In January 1991, not long after I started Zen training, I went to Providence Zen Center to participate in a week of Kyol Che - the annual 90-day retreat. During that week, Zen Master Wu Bong came to talk and answer questions.
A student asked him, "What is the most important thing in practice?"
Perhaps: "Save all beings from suffering!" Or "Let body and mind fall away!" Or "Cut off all thinking!"
Or any of the other impossible and impassable Zen teaching phrases.
But Zen Master Wu Bong didn't say anything of those things.
He simply responded with "try."
He then elaborated by saying the most important thing in practice is to bring "try mind" to each moment.
If we bring that mind, then our practice - and our life - will take care of itself.
This teaching has stayed with me for many years, serving as a needed correction to my tendency to want something from practice.
The "want" can be for enlightenment, a cessation of thinking, or simply for some relief.
But, as Chogyam Trungpa Rinpoche so clearly taught, the desire to get something from meditation is . . . just a desire.

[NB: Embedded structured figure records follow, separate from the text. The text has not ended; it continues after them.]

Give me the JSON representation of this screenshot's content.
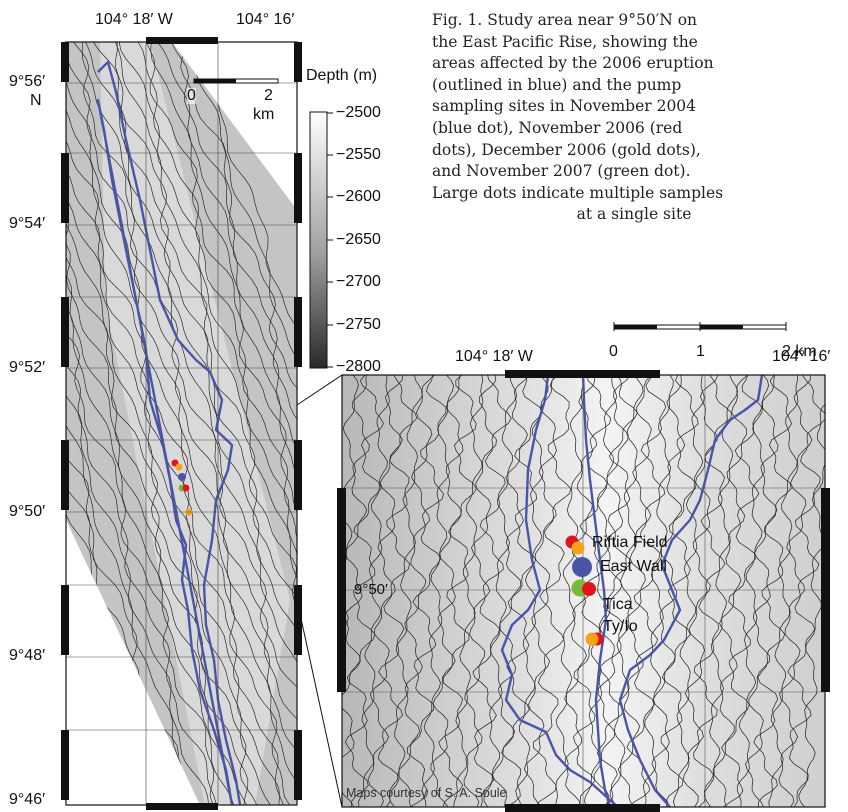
{
  "figure": {
    "caption_lines": [
      "Fig. 1. Study area near 9°50′N on",
      "the East Pacific Rise, showing the",
      "areas affected by the 2006 eruption",
      "(outlined in blue) and the pump",
      "sampling sites in November 2004",
      "(blue dot), November 2006 (red",
      "dots), December 2006 (gold dots),",
      "and November 2007 (green dot).",
      "Large dots indicate multiple samples",
      "at a single site"
    ],
    "credit": "Maps courtesy of S. A. Soule"
  },
  "overview_map": {
    "lon_labels": [
      "104° 18′ W",
      "104° 16′"
    ],
    "lat_labels": [
      "9°56′",
      "9°54′",
      "9°52′",
      "9°50′",
      "9°48′",
      "9°46′"
    ],
    "lat_hemisphere": "N",
    "scale_bar": {
      "labels": [
        "0",
        "2",
        "km"
      ]
    }
  },
  "depth_legend": {
    "title": "Depth (m)",
    "ticks": [
      "−2500",
      "−2550",
      "−2600",
      "−2650",
      "−2700",
      "−2750",
      "−2800"
    ]
  },
  "inset_map": {
    "lon_labels": [
      "104° 18′ W",
      "104° 16′"
    ],
    "lat_label": "9°50′",
    "scale_bar": {
      "labels": [
        "0",
        "1",
        "2 km"
      ]
    },
    "sites": [
      "Riftia Field",
      "East Wall",
      "Tica",
      "Ty/Io"
    ]
  },
  "colors": {
    "outline_blue": "#4a55a8",
    "dot_red": "#e0151b",
    "dot_gold": "#f5a21b",
    "dot_blue": "#4a55a8",
    "dot_green": "#79b83a",
    "contour": "#222222",
    "frame": "#111111"
  }
}
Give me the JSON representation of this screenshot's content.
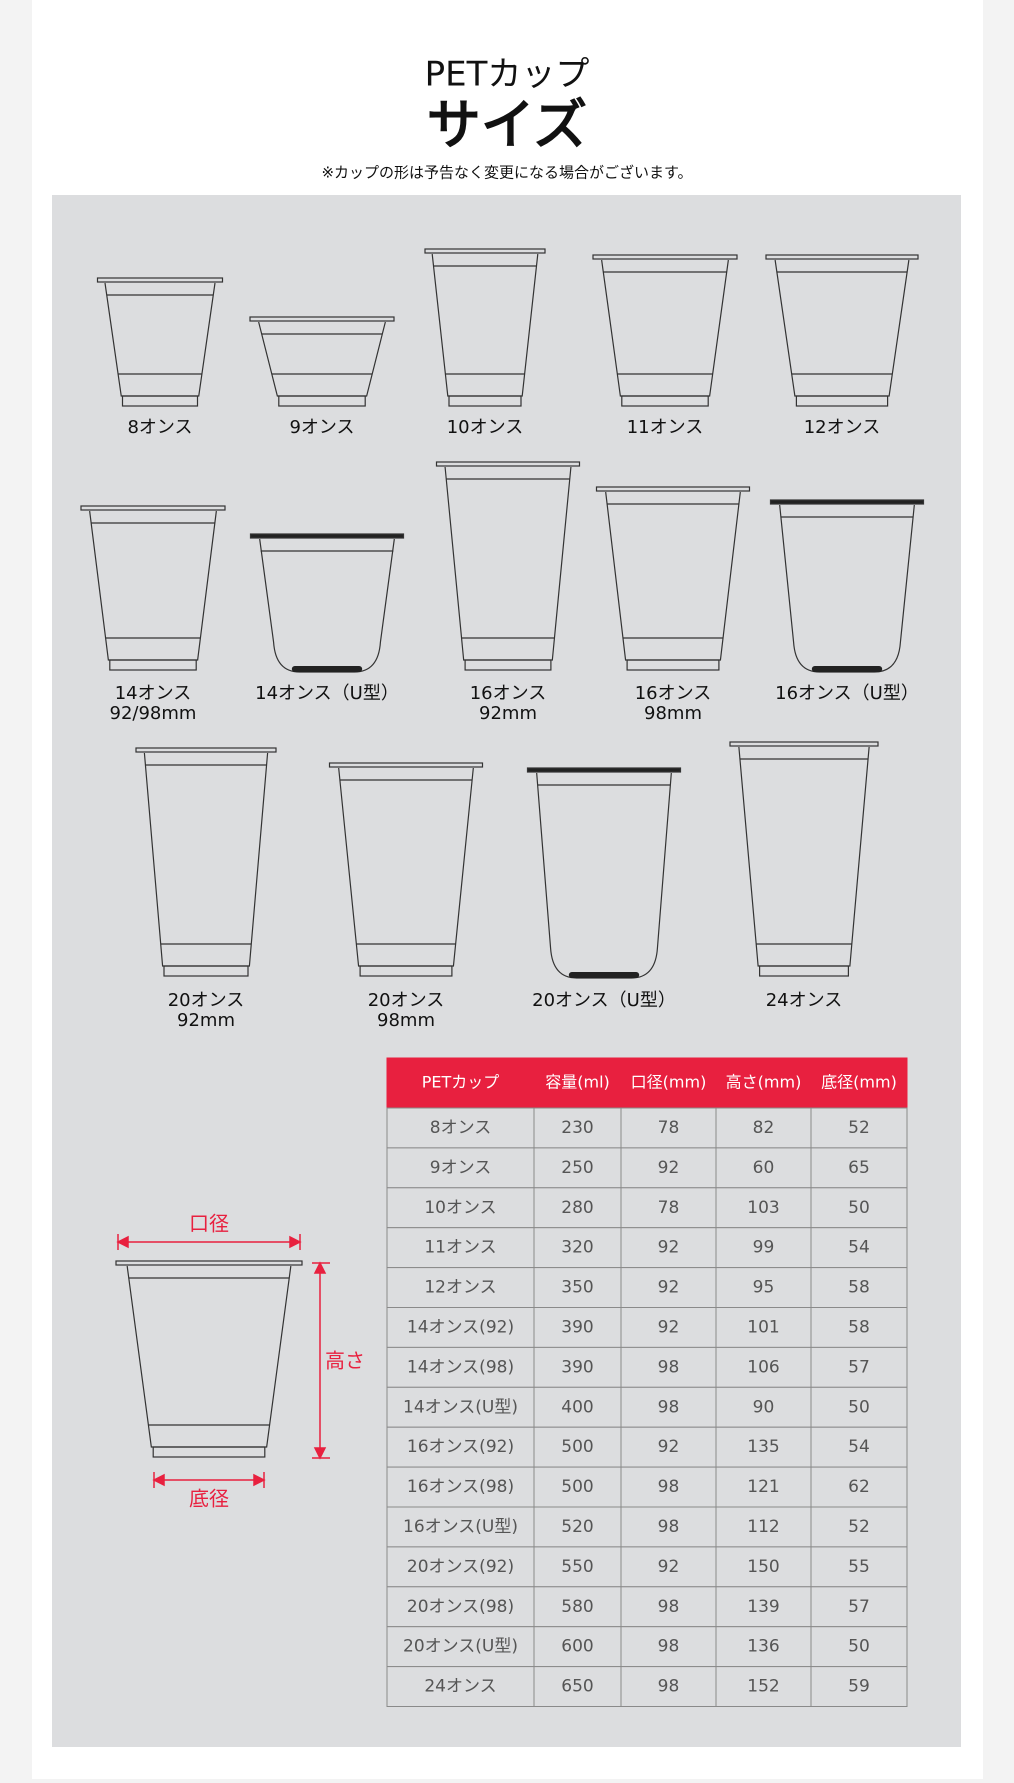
{
  "header": {
    "title": "PETカップ",
    "subtitle": "サイズ",
    "note": "※カップの形は予告なく変更になる場合がございます。"
  },
  "cups": [
    {
      "lines": [
        "8オンス"
      ]
    },
    {
      "lines": [
        "9オンス"
      ]
    },
    {
      "lines": [
        "10オンス"
      ]
    },
    {
      "lines": [
        "11オンス"
      ]
    },
    {
      "lines": [
        "12オンス"
      ]
    },
    {
      "lines": [
        "14オンス",
        "92/98mm"
      ]
    },
    {
      "lines": [
        "14オンス（U型）"
      ]
    },
    {
      "lines": [
        "16オンス",
        "92mm"
      ]
    },
    {
      "lines": [
        "16オンス",
        "98mm"
      ]
    },
    {
      "lines": [
        "16オンス（U型）"
      ]
    },
    {
      "lines": [
        "20オンス",
        "92mm"
      ]
    },
    {
      "lines": [
        "20オンス",
        "98mm"
      ]
    },
    {
      "lines": [
        "20オンス（U型）"
      ]
    },
    {
      "lines": [
        "24オンス"
      ]
    }
  ],
  "diagram": {
    "mouth": "口径",
    "height": "高さ",
    "base": "底径"
  },
  "table": {
    "headers": [
      "PETカップ",
      "容量(ml)",
      "口径(mm)",
      "高さ(mm)",
      "底径(mm)"
    ],
    "rows": [
      [
        "8オンス",
        230,
        78,
        82,
        52
      ],
      [
        "9オンス",
        250,
        92,
        60,
        65
      ],
      [
        "10オンス",
        280,
        78,
        103,
        50
      ],
      [
        "11オンス",
        320,
        92,
        99,
        54
      ],
      [
        "12オンス",
        350,
        92,
        95,
        58
      ],
      [
        "14オンス(92)",
        390,
        92,
        101,
        58
      ],
      [
        "14オンス(98)",
        390,
        98,
        106,
        57
      ],
      [
        "14オンス(U型)",
        400,
        98,
        90,
        50
      ],
      [
        "16オンス(92)",
        500,
        92,
        135,
        54
      ],
      [
        "16オンス(98)",
        500,
        98,
        121,
        62
      ],
      [
        "16オンス(U型)",
        520,
        98,
        112,
        52
      ],
      [
        "20オンス(92)",
        550,
        92,
        150,
        55
      ],
      [
        "20オンス(98)",
        580,
        98,
        139,
        57
      ],
      [
        "20オンス(U型)",
        600,
        98,
        136,
        50
      ],
      [
        "24オンス",
        650,
        98,
        152,
        59
      ]
    ]
  }
}
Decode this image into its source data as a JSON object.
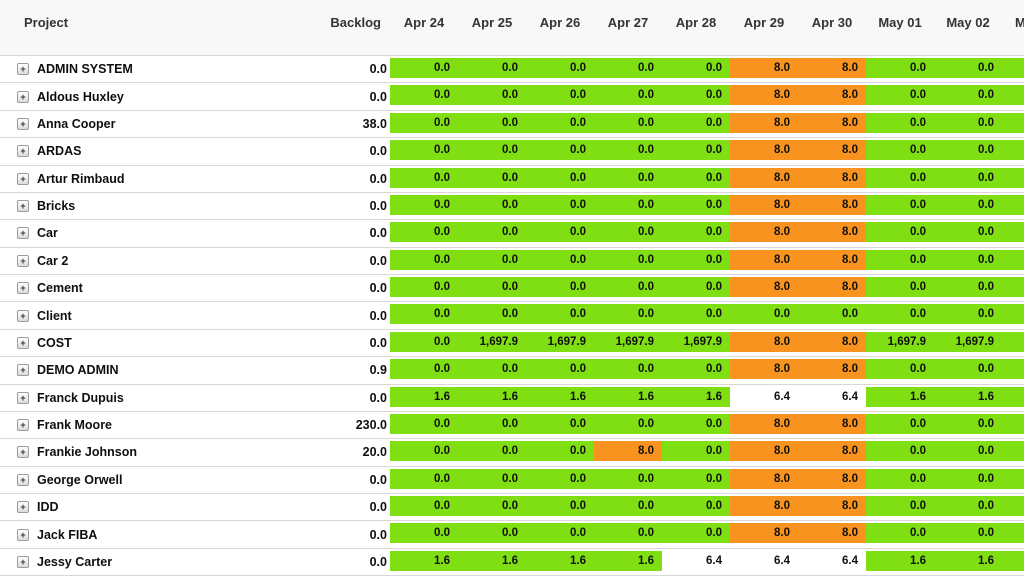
{
  "header": {
    "project_label": "Project",
    "backlog_label": "Backlog",
    "date_columns": [
      "Apr 24",
      "Apr 25",
      "Apr 26",
      "Apr 27",
      "Apr 28",
      "Apr 29",
      "Apr 30",
      "May 01",
      "May 02"
    ],
    "partial_date_column_label": "M"
  },
  "icons": {
    "expand_icon_glyph": "+"
  },
  "state_color_map": {
    "g": "#7FDF12",
    "o": "#F7931E",
    "w": "#FFFFFF"
  },
  "rows": [
    {
      "name": "ADMIN SYSTEM",
      "backlog": "0.0",
      "values": [
        "0.0",
        "0.0",
        "0.0",
        "0.0",
        "0.0",
        "8.0",
        "8.0",
        "0.0",
        "0.0"
      ],
      "states": [
        "g",
        "g",
        "g",
        "g",
        "g",
        "o",
        "o",
        "g",
        "g"
      ],
      "edge_state": "g"
    },
    {
      "name": "Aldous Huxley",
      "backlog": "0.0",
      "values": [
        "0.0",
        "0.0",
        "0.0",
        "0.0",
        "0.0",
        "8.0",
        "8.0",
        "0.0",
        "0.0"
      ],
      "states": [
        "g",
        "g",
        "g",
        "g",
        "g",
        "o",
        "o",
        "g",
        "g"
      ],
      "edge_state": "g"
    },
    {
      "name": "Anna Cooper",
      "backlog": "38.0",
      "values": [
        "0.0",
        "0.0",
        "0.0",
        "0.0",
        "0.0",
        "8.0",
        "8.0",
        "0.0",
        "0.0"
      ],
      "states": [
        "g",
        "g",
        "g",
        "g",
        "g",
        "o",
        "o",
        "g",
        "g"
      ],
      "edge_state": "g"
    },
    {
      "name": "ARDAS",
      "backlog": "0.0",
      "values": [
        "0.0",
        "0.0",
        "0.0",
        "0.0",
        "0.0",
        "8.0",
        "8.0",
        "0.0",
        "0.0"
      ],
      "states": [
        "g",
        "g",
        "g",
        "g",
        "g",
        "o",
        "o",
        "g",
        "g"
      ],
      "edge_state": "g"
    },
    {
      "name": "Artur Rimbaud",
      "backlog": "0.0",
      "values": [
        "0.0",
        "0.0",
        "0.0",
        "0.0",
        "0.0",
        "8.0",
        "8.0",
        "0.0",
        "0.0"
      ],
      "states": [
        "g",
        "g",
        "g",
        "g",
        "g",
        "o",
        "o",
        "g",
        "g"
      ],
      "edge_state": "g"
    },
    {
      "name": "Bricks",
      "backlog": "0.0",
      "values": [
        "0.0",
        "0.0",
        "0.0",
        "0.0",
        "0.0",
        "8.0",
        "8.0",
        "0.0",
        "0.0"
      ],
      "states": [
        "g",
        "g",
        "g",
        "g",
        "g",
        "o",
        "o",
        "g",
        "g"
      ],
      "edge_state": "g"
    },
    {
      "name": "Car",
      "backlog": "0.0",
      "values": [
        "0.0",
        "0.0",
        "0.0",
        "0.0",
        "0.0",
        "8.0",
        "8.0",
        "0.0",
        "0.0"
      ],
      "states": [
        "g",
        "g",
        "g",
        "g",
        "g",
        "o",
        "o",
        "g",
        "g"
      ],
      "edge_state": "g"
    },
    {
      "name": "Car 2",
      "backlog": "0.0",
      "values": [
        "0.0",
        "0.0",
        "0.0",
        "0.0",
        "0.0",
        "8.0",
        "8.0",
        "0.0",
        "0.0"
      ],
      "states": [
        "g",
        "g",
        "g",
        "g",
        "g",
        "o",
        "o",
        "g",
        "g"
      ],
      "edge_state": "g"
    },
    {
      "name": "Cement",
      "backlog": "0.0",
      "values": [
        "0.0",
        "0.0",
        "0.0",
        "0.0",
        "0.0",
        "8.0",
        "8.0",
        "0.0",
        "0.0"
      ],
      "states": [
        "g",
        "g",
        "g",
        "g",
        "g",
        "o",
        "o",
        "g",
        "g"
      ],
      "edge_state": "g"
    },
    {
      "name": "Client",
      "backlog": "0.0",
      "values": [
        "0.0",
        "0.0",
        "0.0",
        "0.0",
        "0.0",
        "0.0",
        "0.0",
        "0.0",
        "0.0"
      ],
      "states": [
        "g",
        "g",
        "g",
        "g",
        "g",
        "g",
        "g",
        "g",
        "g"
      ],
      "edge_state": "g"
    },
    {
      "name": "COST",
      "backlog": "0.0",
      "values": [
        "0.0",
        "1,697.9",
        "1,697.9",
        "1,697.9",
        "1,697.9",
        "8.0",
        "8.0",
        "1,697.9",
        "1,697.9"
      ],
      "states": [
        "g",
        "g",
        "g",
        "g",
        "g",
        "o",
        "o",
        "g",
        "g"
      ],
      "edge_state": "g"
    },
    {
      "name": "DEMO ADMIN",
      "backlog": "0.9",
      "values": [
        "0.0",
        "0.0",
        "0.0",
        "0.0",
        "0.0",
        "8.0",
        "8.0",
        "0.0",
        "0.0"
      ],
      "states": [
        "g",
        "g",
        "g",
        "g",
        "g",
        "o",
        "o",
        "g",
        "g"
      ],
      "edge_state": "g"
    },
    {
      "name": "Franck Dupuis",
      "backlog": "0.0",
      "values": [
        "1.6",
        "1.6",
        "1.6",
        "1.6",
        "1.6",
        "6.4",
        "6.4",
        "1.6",
        "1.6"
      ],
      "states": [
        "g",
        "g",
        "g",
        "g",
        "g",
        "w",
        "w",
        "g",
        "g"
      ],
      "edge_state": "g"
    },
    {
      "name": "Frank Moore",
      "backlog": "230.0",
      "values": [
        "0.0",
        "0.0",
        "0.0",
        "0.0",
        "0.0",
        "8.0",
        "8.0",
        "0.0",
        "0.0"
      ],
      "states": [
        "g",
        "g",
        "g",
        "g",
        "g",
        "o",
        "o",
        "g",
        "g"
      ],
      "edge_state": "g"
    },
    {
      "name": "Frankie Johnson",
      "backlog": "20.0",
      "values": [
        "0.0",
        "0.0",
        "0.0",
        "8.0",
        "0.0",
        "8.0",
        "8.0",
        "0.0",
        "0.0"
      ],
      "states": [
        "g",
        "g",
        "g",
        "o",
        "g",
        "o",
        "o",
        "g",
        "g"
      ],
      "edge_state": "g"
    },
    {
      "name": "George Orwell",
      "backlog": "0.0",
      "values": [
        "0.0",
        "0.0",
        "0.0",
        "0.0",
        "0.0",
        "8.0",
        "8.0",
        "0.0",
        "0.0"
      ],
      "states": [
        "g",
        "g",
        "g",
        "g",
        "g",
        "o",
        "o",
        "g",
        "g"
      ],
      "edge_state": "g"
    },
    {
      "name": "IDD",
      "backlog": "0.0",
      "values": [
        "0.0",
        "0.0",
        "0.0",
        "0.0",
        "0.0",
        "8.0",
        "8.0",
        "0.0",
        "0.0"
      ],
      "states": [
        "g",
        "g",
        "g",
        "g",
        "g",
        "o",
        "o",
        "g",
        "g"
      ],
      "edge_state": "g"
    },
    {
      "name": "Jack FIBA",
      "backlog": "0.0",
      "values": [
        "0.0",
        "0.0",
        "0.0",
        "0.0",
        "0.0",
        "8.0",
        "8.0",
        "0.0",
        "0.0"
      ],
      "states": [
        "g",
        "g",
        "g",
        "g",
        "g",
        "o",
        "o",
        "g",
        "g"
      ],
      "edge_state": "g"
    },
    {
      "name": "Jessy Carter",
      "backlog": "0.0",
      "values": [
        "1.6",
        "1.6",
        "1.6",
        "1.6",
        "6.4",
        "6.4",
        "6.4",
        "1.6",
        "1.6"
      ],
      "states": [
        "g",
        "g",
        "g",
        "g",
        "w",
        "w",
        "w",
        "g",
        "g"
      ],
      "edge_state": "g"
    }
  ]
}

Hence, spiritual materialism.
When we bring "try mind" to our practice, then we can sit with any state that appears.
Clear mind - no problem, just try!
Confused mind - no problem, just try!
Gaining mind - no problem, just try!
Zen Master Seung Sahn would finish each of his letters with the words, "Try, try, try, ten thousand years, non-stop." That's the true spirit of practice.